Scottish Liberal Democrats have today revealed that Scottish ministers were ordered to release wrongly withheld information more than a dozen times last year by the Scottish Information Commissioner, as a freedom of information request disclosed that the Scottish Government topped the table for the organisation which had the most appeals upheld against it.
A Scottish Liberal Democrat freedom of information request exposed that between 14 Sept 2022 and 14 Sept 2023, the Scottish Government topped the table as the public authority which faced the highest number of appeals that resulted in the release of fresh information.
In May 2022, the Scottish Information Commissioner’s Report found that there were “a number of areas where performance and practice fell short” in the Scottish Government’s handling of FOI requests.
Willie Rennie MSP said:
“These figures show that the Scottish Government are frequent information offenders. The Information Commissioner should not be having to step in 13 times in just one year to order the release of information that should be public.
“Freedom of information laws have played a mighty role in holding government and public authorities to account and uncovered hosts of scandals.
“However as these laws have bedded in it has become apparent that loopholes remain which allow ministers to dodge scrutiny. Any campaigner who has used freedom of information laws knows that the government will act as opaquely and evasively as possible.

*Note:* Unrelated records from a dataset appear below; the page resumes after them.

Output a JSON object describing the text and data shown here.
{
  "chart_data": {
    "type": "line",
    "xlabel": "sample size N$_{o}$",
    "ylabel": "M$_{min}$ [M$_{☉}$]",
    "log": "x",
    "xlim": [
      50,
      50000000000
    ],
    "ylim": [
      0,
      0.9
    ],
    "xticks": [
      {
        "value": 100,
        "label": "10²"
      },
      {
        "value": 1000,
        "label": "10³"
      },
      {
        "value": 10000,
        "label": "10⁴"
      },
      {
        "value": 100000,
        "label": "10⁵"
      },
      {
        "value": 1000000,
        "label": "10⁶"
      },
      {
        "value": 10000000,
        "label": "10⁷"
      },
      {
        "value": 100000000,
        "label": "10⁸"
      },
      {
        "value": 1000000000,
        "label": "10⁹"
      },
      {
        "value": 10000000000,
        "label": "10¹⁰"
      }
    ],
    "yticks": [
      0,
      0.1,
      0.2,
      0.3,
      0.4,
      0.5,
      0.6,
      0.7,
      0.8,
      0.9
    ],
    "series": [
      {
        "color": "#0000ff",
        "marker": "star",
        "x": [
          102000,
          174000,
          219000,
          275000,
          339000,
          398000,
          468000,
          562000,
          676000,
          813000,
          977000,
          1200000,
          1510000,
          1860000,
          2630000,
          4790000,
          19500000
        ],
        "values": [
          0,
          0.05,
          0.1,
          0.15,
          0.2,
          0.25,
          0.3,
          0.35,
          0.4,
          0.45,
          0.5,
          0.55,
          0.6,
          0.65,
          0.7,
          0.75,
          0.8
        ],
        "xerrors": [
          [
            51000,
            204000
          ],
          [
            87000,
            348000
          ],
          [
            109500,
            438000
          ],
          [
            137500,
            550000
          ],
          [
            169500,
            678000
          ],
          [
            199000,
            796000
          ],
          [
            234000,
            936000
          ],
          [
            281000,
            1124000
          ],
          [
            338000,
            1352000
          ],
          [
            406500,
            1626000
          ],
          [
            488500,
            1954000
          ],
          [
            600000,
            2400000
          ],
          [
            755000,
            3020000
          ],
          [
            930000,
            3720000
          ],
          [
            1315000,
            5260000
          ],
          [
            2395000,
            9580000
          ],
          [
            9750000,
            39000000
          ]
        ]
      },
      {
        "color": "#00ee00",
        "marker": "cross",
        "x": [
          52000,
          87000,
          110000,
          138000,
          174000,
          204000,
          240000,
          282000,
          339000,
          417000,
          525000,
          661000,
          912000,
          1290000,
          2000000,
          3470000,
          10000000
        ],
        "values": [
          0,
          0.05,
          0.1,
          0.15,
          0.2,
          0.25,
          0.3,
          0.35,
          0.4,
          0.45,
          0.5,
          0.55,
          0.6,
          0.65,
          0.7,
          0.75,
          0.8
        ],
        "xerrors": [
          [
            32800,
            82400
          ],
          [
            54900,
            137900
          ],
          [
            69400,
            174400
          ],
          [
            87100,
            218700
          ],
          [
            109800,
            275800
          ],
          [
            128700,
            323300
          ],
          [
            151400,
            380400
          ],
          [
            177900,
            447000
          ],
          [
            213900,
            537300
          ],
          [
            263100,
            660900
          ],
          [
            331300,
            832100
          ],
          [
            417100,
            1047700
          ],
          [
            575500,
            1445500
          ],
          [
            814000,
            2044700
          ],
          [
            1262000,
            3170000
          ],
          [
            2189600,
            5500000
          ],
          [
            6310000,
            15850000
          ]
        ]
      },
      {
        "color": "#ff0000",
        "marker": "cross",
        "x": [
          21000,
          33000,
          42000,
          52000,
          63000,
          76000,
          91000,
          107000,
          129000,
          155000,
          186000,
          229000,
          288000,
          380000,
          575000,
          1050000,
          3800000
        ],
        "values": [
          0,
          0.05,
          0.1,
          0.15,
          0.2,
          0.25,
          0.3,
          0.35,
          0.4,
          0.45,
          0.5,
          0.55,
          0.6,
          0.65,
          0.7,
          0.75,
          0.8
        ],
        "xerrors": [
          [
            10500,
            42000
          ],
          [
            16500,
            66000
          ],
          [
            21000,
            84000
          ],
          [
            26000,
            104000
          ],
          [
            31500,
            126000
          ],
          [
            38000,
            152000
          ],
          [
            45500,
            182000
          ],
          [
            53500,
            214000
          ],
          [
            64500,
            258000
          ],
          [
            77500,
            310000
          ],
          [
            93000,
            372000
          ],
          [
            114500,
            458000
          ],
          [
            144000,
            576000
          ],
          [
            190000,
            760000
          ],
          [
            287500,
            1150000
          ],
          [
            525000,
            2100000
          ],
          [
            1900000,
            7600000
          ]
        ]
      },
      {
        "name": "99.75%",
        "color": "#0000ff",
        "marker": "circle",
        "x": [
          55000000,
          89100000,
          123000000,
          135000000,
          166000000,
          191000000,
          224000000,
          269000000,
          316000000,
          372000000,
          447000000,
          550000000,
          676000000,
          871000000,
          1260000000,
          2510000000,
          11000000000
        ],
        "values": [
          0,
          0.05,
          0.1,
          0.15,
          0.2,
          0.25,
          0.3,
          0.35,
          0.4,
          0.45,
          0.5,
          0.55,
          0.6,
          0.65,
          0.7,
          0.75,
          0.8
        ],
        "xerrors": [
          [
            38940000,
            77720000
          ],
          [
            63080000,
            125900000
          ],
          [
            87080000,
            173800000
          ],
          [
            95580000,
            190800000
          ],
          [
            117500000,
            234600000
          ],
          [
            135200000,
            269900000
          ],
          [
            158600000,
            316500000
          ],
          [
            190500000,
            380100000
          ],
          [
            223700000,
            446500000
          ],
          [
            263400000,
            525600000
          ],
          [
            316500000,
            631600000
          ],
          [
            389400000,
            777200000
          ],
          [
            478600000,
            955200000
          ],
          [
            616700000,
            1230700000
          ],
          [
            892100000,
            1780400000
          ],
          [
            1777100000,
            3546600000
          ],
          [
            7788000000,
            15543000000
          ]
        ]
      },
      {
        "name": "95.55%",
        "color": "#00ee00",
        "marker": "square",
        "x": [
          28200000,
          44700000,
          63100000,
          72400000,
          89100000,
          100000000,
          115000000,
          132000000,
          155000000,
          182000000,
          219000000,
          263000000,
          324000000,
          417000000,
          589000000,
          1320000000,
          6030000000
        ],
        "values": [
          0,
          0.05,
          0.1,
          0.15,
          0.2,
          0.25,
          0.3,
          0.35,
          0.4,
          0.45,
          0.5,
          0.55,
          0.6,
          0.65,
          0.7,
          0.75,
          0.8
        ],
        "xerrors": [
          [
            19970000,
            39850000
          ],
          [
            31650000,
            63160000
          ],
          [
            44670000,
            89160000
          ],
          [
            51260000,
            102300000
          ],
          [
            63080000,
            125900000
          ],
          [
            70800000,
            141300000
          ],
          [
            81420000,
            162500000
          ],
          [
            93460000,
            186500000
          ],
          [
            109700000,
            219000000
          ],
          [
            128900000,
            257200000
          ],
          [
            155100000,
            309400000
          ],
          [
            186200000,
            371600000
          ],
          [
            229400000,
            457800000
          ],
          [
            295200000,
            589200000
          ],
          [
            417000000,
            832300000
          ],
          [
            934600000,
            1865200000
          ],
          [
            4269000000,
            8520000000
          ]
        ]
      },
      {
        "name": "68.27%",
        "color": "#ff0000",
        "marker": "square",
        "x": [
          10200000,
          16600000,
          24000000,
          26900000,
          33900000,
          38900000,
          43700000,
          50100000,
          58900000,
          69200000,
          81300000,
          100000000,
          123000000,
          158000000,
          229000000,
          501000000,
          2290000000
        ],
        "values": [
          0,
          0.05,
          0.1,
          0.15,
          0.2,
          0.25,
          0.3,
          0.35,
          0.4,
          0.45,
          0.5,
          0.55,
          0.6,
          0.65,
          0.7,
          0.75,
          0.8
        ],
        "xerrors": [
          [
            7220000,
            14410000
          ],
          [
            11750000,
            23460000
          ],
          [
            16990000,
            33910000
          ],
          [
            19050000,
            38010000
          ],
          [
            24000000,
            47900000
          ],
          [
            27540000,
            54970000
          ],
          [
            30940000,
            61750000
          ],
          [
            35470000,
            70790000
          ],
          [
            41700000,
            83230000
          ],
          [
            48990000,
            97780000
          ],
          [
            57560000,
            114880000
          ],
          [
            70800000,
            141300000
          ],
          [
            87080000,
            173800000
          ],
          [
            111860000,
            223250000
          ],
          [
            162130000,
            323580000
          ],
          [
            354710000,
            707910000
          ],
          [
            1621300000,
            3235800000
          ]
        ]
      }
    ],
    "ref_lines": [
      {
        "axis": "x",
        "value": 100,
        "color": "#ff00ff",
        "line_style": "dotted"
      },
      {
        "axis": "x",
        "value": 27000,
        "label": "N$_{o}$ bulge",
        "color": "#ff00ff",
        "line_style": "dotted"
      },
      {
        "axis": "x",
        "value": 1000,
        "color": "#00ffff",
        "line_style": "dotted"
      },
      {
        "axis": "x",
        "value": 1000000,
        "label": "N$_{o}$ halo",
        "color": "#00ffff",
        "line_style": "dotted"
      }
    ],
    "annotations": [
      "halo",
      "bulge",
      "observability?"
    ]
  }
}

“Twenty years on from when Scottish Liberal Democrats first introduced freedom of information legislation, the time has come to ensure these laws are updated to reflect their original spirit.
“Our proposals would help to return transparency, integrity and fair practice back into our politics.”
Notes to editors:
Scottish Liberal Democrats are committed to strengthening Scotland’s access to information laws including:
• Freedom of information laws to be expanded to cover companies which provide government services, after firms receiving up to £700m of taxpayers’ money a year to run services have been exempt
• The introduction of a new “duty to record” so that the public can always access information about important ministerial meetings and decision-making processes
• An end to the Scottish Government placing adverse publicity clauses in public sector contracts, which prevent contactors from saying anything a minister deems detrimental to the public perception of the Scottish Government
• The Scottish Government to commit to international best practice by signing up to the Council of Europe’s Tromso Convention which provides a general right of access to official documents held by public authorities.